Quando il fumetto coinvolge senza puntare sulla spettacolarità, garantisce perlomeno uno spazio per riflettere e per acquisire strumenti per affrontare la realtà. E’ il caso di un’altra storia dal sapore didattico, anche un retorica ma comunque apprezzabile anche per la professionalità messa in campo dagli autori (François Corteggiani e Giorgio Cavazzano sono due delle firme più prestigiose dell’attuale panorama Disney). Il protagonista, Guido, è un bambino costretto in carrozzella da una paralisi, eppure deciso a diventare una Giovane Marmotta “proprio come tutti”. Spinto da una notevole forza di volontà e assecondato dalla comprensione spontanea tipica dei bambini, Guido supererà le prove attitudinali meritandosi l’ingresso nel corpo ambientalista per eccellenza. Nessun lieto fine ma anzi una cruda e tragica realtà attende invece il mostruoso protagonista di “Bedlan”, ventesima episodio del serial horror-western Magico Vento. Rinchiuso nelle segrete del dottor Foster, la creatura vive dell’amore della madre, capace di vincere ogni pregiudizio e barriera e per contro, mostra (grazie all’abile sceneggiatura di Manfredi) come per il comune sentire il diverso sia fonte di paura.
Per certi versi più simile all’handicappato enfatizzato, quello che troppo spesso fa notizia in quanto protagonista di un fatto clamoroso, il piccolo Efrem compensa il suo handicap con incredibili doti di chiaroveggenza. Grazie alla facilità con cui entra in contatto con le persone, materializzando le proprie “visioni” sul foglio di carta, il deforme con l’aspetto e il cervello di un bambino di 10 anni sale suo malgrado alla ribalta di un giallo a fumetti come Nick Raider. Claudio Nizzi dà un calcio alle convenzioni sociali quando tratteggia con abilità i giochi erotici che Efrem vorrebbe fare con l’amica prostituta, la vittima del racconto, che lo rifiuta sdegnosamente. Il finale crudo e poetico, ci mostra il piccolo Efrem con la pistola in pugno intento a salvare il poliziotto Raider dall’orco cattivo. Efrem colpirà a morte Raoul ma l’agente della Squadra Omicidi si addosserà l’uccisione per proteggere il piccolo sensitivo dalla galera evitando così che diventi un fenomeno da baraccone.
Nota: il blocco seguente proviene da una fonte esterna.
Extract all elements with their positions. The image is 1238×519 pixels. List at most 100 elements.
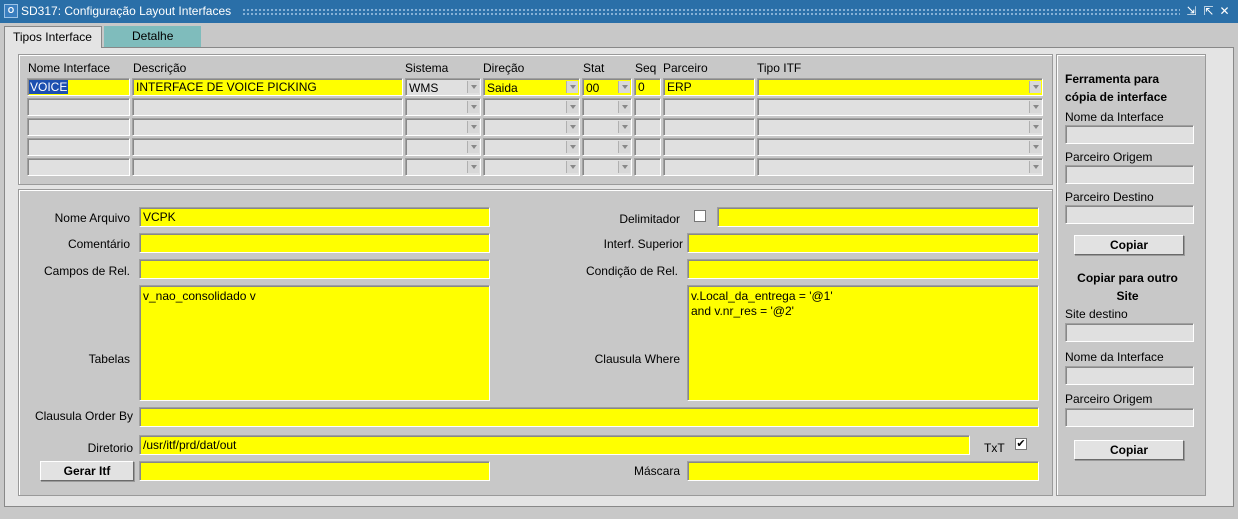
chevron-down-icon[interactable] bbox=[467, 121, 479, 133]
grid-cell-descricao[interactable] bbox=[132, 118, 403, 136]
grid-select-sistema[interactable] bbox=[405, 138, 481, 156]
grid-select-stat[interactable] bbox=[582, 118, 632, 136]
mascara-field[interactable] bbox=[687, 461, 1039, 481]
grid-select-tipo-itf[interactable] bbox=[757, 118, 1043, 136]
chevron-down-icon[interactable] bbox=[467, 81, 479, 93]
col-header-direcao: Direção bbox=[483, 61, 525, 75]
grid-select-stat[interactable] bbox=[582, 158, 632, 176]
grid-cell-seq[interactable]: 0 bbox=[634, 78, 661, 96]
grid-select-tipo-itf[interactable] bbox=[757, 98, 1043, 116]
tool-origem-field[interactable] bbox=[1065, 165, 1194, 184]
comentario-field[interactable] bbox=[139, 233, 490, 253]
grid-select-sistema[interactable]: WMS bbox=[405, 78, 481, 96]
chevron-down-icon[interactable] bbox=[1029, 121, 1041, 133]
minimize-icon[interactable]: ⇲ bbox=[1184, 3, 1199, 19]
grid-select-direcao[interactable]: Saida bbox=[483, 78, 580, 96]
tool-nome2-label: Nome da Interface bbox=[1065, 350, 1164, 364]
chevron-down-icon[interactable] bbox=[467, 161, 479, 173]
grid-select-direcao[interactable] bbox=[483, 118, 580, 136]
close-icon[interactable]: ✕ bbox=[1217, 3, 1232, 19]
chevron-down-icon[interactable] bbox=[566, 81, 578, 93]
chevron-down-icon[interactable] bbox=[566, 101, 578, 113]
grid-select-tipo-itf[interactable] bbox=[757, 158, 1043, 176]
tab-detalhe[interactable]: Detalhe bbox=[104, 26, 201, 48]
grid-cell-seq[interactable] bbox=[634, 158, 661, 176]
chevron-down-icon[interactable] bbox=[467, 141, 479, 153]
chevron-down-icon[interactable] bbox=[618, 161, 630, 173]
grid-select-tipo-itf[interactable] bbox=[757, 78, 1043, 96]
chevron-down-icon[interactable] bbox=[1029, 101, 1041, 113]
gerar-itf-button[interactable]: Gerar Itf bbox=[40, 461, 134, 481]
interf-superior-label: Interf. Superior bbox=[603, 237, 683, 251]
condicao-rel-field[interactable] bbox=[687, 259, 1039, 279]
txt-checkbox[interactable]: ✔ bbox=[1015, 438, 1027, 450]
grid-select-tipo-itf[interactable] bbox=[757, 138, 1043, 156]
grid-select-sistema[interactable] bbox=[405, 158, 481, 176]
delimitador-checkbox[interactable] bbox=[694, 210, 706, 222]
grid-cell-seq[interactable] bbox=[634, 118, 661, 136]
clausula-order-field[interactable] bbox=[139, 407, 1039, 427]
col-header-descricao: Descrição bbox=[133, 61, 187, 75]
chevron-down-icon[interactable] bbox=[618, 81, 630, 93]
grid-cell-nome[interactable] bbox=[27, 118, 130, 136]
grid-select-stat[interactable]: 00 bbox=[582, 78, 632, 96]
chevron-down-icon[interactable] bbox=[566, 141, 578, 153]
site-destino-field[interactable] bbox=[1065, 323, 1194, 342]
interf-superior-field[interactable] bbox=[687, 233, 1039, 253]
grid-select-sistema[interactable] bbox=[405, 118, 481, 136]
grid-cell-descricao[interactable] bbox=[132, 138, 403, 156]
grid-select-direcao[interactable] bbox=[483, 138, 580, 156]
chevron-down-icon[interactable] bbox=[566, 121, 578, 133]
nome-arquivo-label: Nome Arquivo bbox=[54, 211, 130, 225]
campos-rel-label: Campos de Rel. bbox=[43, 264, 130, 278]
tool-origem2-field[interactable] bbox=[1065, 408, 1194, 427]
col-header-sistema: Sistema bbox=[405, 61, 449, 75]
grid-cell-seq[interactable] bbox=[634, 98, 661, 116]
gerar-itf-field[interactable] bbox=[139, 461, 490, 481]
grid-cell-parceiro[interactable]: ERP bbox=[663, 78, 755, 96]
nome-arquivo-field[interactable]: VCPK bbox=[139, 207, 490, 227]
chevron-down-icon[interactable] bbox=[618, 141, 630, 153]
copiar-button[interactable]: Copiar bbox=[1074, 235, 1184, 255]
clausula-where-textarea[interactable]: v.Local_da_entrega = '@1' and v.nr_res =… bbox=[687, 285, 1039, 401]
txt-label: TxT bbox=[984, 441, 1005, 455]
grid-cell-descricao[interactable]: INTERFACE DE VOICE PICKING bbox=[132, 78, 403, 96]
diretorio-label: Diretorio bbox=[87, 441, 133, 455]
grid-select-stat[interactable] bbox=[582, 138, 632, 156]
tool-nome2-field[interactable] bbox=[1065, 366, 1194, 385]
grid-cell-nome[interactable]: VOICE bbox=[27, 78, 130, 96]
oracle-app-icon: O bbox=[4, 4, 18, 18]
tabelas-textarea[interactable]: v_nao_consolidado v bbox=[139, 285, 490, 401]
grid-cell-descricao[interactable] bbox=[132, 158, 403, 176]
tool-destino-field[interactable] bbox=[1065, 205, 1194, 224]
maximize-icon[interactable]: ⇱ bbox=[1201, 3, 1216, 19]
chevron-down-icon[interactable] bbox=[1029, 81, 1041, 93]
chevron-down-icon[interactable] bbox=[1029, 161, 1041, 173]
grid-cell-parceiro[interactable] bbox=[663, 158, 755, 176]
chevron-down-icon[interactable] bbox=[1029, 141, 1041, 153]
tool-nome-field[interactable] bbox=[1065, 125, 1194, 144]
grid-select-direcao[interactable] bbox=[483, 158, 580, 176]
tool-origem2-label: Parceiro Origem bbox=[1065, 392, 1153, 406]
copiar-site-button[interactable]: Copiar bbox=[1074, 440, 1184, 460]
grid-cell-nome[interactable] bbox=[27, 138, 130, 156]
grid-select-stat[interactable] bbox=[582, 98, 632, 116]
grid-cell-nome[interactable] bbox=[27, 158, 130, 176]
diretorio-field[interactable]: /usr/itf/prd/dat/out bbox=[139, 435, 970, 455]
grid-cell-seq[interactable] bbox=[634, 138, 661, 156]
delimitador-field[interactable] bbox=[717, 207, 1039, 227]
chevron-down-icon[interactable] bbox=[566, 161, 578, 173]
grid-select-direcao[interactable] bbox=[483, 98, 580, 116]
grid-cell-parceiro[interactable] bbox=[663, 98, 755, 116]
grid-cell-descricao[interactable] bbox=[132, 98, 403, 116]
campos-rel-field[interactable] bbox=[139, 259, 490, 279]
grid-cell-parceiro[interactable] bbox=[663, 118, 755, 136]
grid-cell-nome[interactable] bbox=[27, 98, 130, 116]
tab-tipos-interface[interactable]: Tipos Interface bbox=[4, 26, 102, 48]
grid-select-sistema[interactable] bbox=[405, 98, 481, 116]
chevron-down-icon[interactable] bbox=[467, 101, 479, 113]
grid-cell-parceiro[interactable] bbox=[663, 138, 755, 156]
tool-nome-label: Nome da Interface bbox=[1065, 110, 1164, 124]
chevron-down-icon[interactable] bbox=[618, 101, 630, 113]
chevron-down-icon[interactable] bbox=[618, 121, 630, 133]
Lontana dalla retorica, giocata nel segno dell’uguaglianza e rappresentata in maniera giocosa è la diversità di Anna, la ragazza vivace e sbarazzina protagonista del serial animato Anna et ses histories, ventisei episodi della durata di 13 minuti ciascuno firmati dal cartoonist italiano Pierluigi De Mas. Costretta su di una sedia a rotelle, Anna non esita a creare con i suoi amici fantasiose e divertenti storie a ritmo di rap che non risentono della condizione alla quale è costretta. Anzi, la sedia a rotelle sembra quasi il motivo scatenante che permette alla lentigginosa ragazzina di fantasticare ed avvincere così i propri amici.
Immagini forti e crude com’è nella tradizione del porno italiano, che vive spesso di contrasti, il cui accostamento ripetuto induce alla brutalizzazione, accompagnano una vicenda apparsa su “Attualità nera”, che si potrebbe anche far risalire a fatti di cronaca. E’ la vicenda di un gruppo di bambini provenienti dalla ex Yugoslavia, rapiti, seviziati, e costretti a mendicare una volta introdotti in Italia. L’handicap fisico di Silvana è provocato così da far commuovere maggiormente i possibili elargitori.
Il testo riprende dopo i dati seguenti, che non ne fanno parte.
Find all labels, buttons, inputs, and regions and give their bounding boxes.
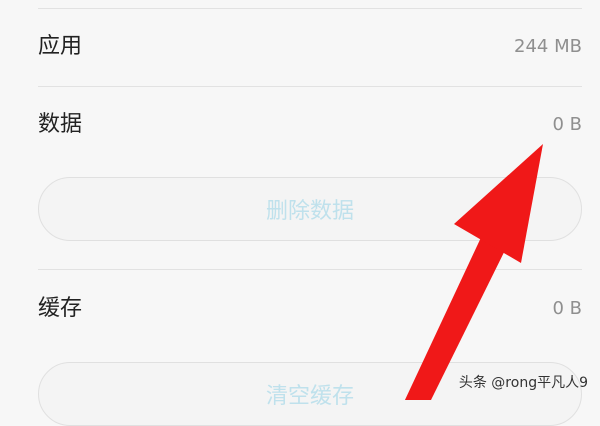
- delete-data-button-label: 删除数据: [265, 199, 354, 224]
- cache-size-label: 缓存: [38, 296, 83, 321]
- clear-cache-button-label: 清空缓存: [265, 384, 354, 409]
- divider-app-data: [38, 86, 582, 87]
- app-size-label: 应用: [38, 34, 83, 59]
- app-size-value: 244 MB: [514, 36, 582, 57]
- data-size-label: 数据: [38, 112, 83, 137]
- divider-top: [38, 8, 582, 9]
- divider-data-cache: [38, 269, 582, 270]
- watermark-text: 头条 @rong平凡人9: [458, 375, 588, 391]
- delete-data-button[interactable]: 删除数据: [38, 177, 582, 241]
- data-size-value: 0 B: [552, 114, 582, 135]
- cache-size-value: 0 B: [552, 298, 582, 319]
I bambini nel fumetto non sono rappresentati solo come portatori di handicap, bensì anche come interlocutori del diversabile, che nella loro spontaneità e assenza di pregiudizi riescono a considerare mettendo in crisi il giudizio comune verso l’incomprensibile. Un esempio d’autore è la bambina di Big Man (intenso racconto giocato sul binario del bicromismo da David Mazzucchelli), in grado di stabilire senza sforzo alcuno un rapporto negato al resto della comunità. Per nulla intimorita dal gigantismo del “Gigaa” (come amichevolmente lo chiama), Rebecca anzi si trova a suo agio con quell’essere venuto non si dove, mentre tutto il resto della comunità rurale è in preda a pulsioni nascoste e paure ancestrali. Il risultato è una violenta quanto ingiustificata caccia all’uomo che si alimenta della diffidenza e della paura della diversità.

D. Mazzucchelli, Big man, Coconino Press, Bologna 2000.

P come Politically Correct

Gli animatori dei cartoni animati dimenticavano sempre quale fosse la gamba di legno, che rischiava di passare a destra o a sinistra a seconda dell’autore in questione. Per semplificarsi la vita, quelli di Burbanks decisero di abolirla. Troppo complicato star dietro alla menomazione d’un figlio, seppur di celluloide. La drastica decisione si riflettè anche sulle strisce quotidiane e sui comic books (prima degli anni 50), contestualmente il nome di Gambadilgno (Peg-leg-Pete) si trasforma nell’anonimo “Pietro il Nero” (Black Pete). Bisognerà attendere Floyd Gottfredson e la sua vena d’autore per avere una benché minima spiegazione della “novità”. Sarà lo stesso Gambadilegno ad illustrare a Topolino di aver sostituito la vecchia gamba di legno con una modernissima protesi indistinguibile dall’originale. Magari involontariamente, frutto più di esigenze pratiche che di vera e propria censura, la storia di Gambadilegno è comunque un siparietto che la dice lunga sulla sensibilità di trattare certi temi. Anche nei Disney italiani; “La proibizione di toccare certi temi ha una lunga gestazione – spiega l’esperto Marco Barlotti1 – I primi vincoli nascono nel 1962, con l’adozione da parte dell’editore Mondadori del ‘Codice di garanzia morale’ tendenze ad assicurare ‘i genitori e gli insegnanti’ che i ragazzi possono leggere il fumetto’ senza che tale lettura sia nociva alla loro formazione morale”. Una posizione diventata addirittura più rigida nel corso degli anni, con l’aggiunta di ulteriori vincoli a disegni e dialoghi. Il fatto è che l’handicap non sembra generalmente agli autori (e forse soprattutto all’editore) un buon argomento per le storie (per defizione non impegnative) di un giornale a fumetti” conclude Barlotti.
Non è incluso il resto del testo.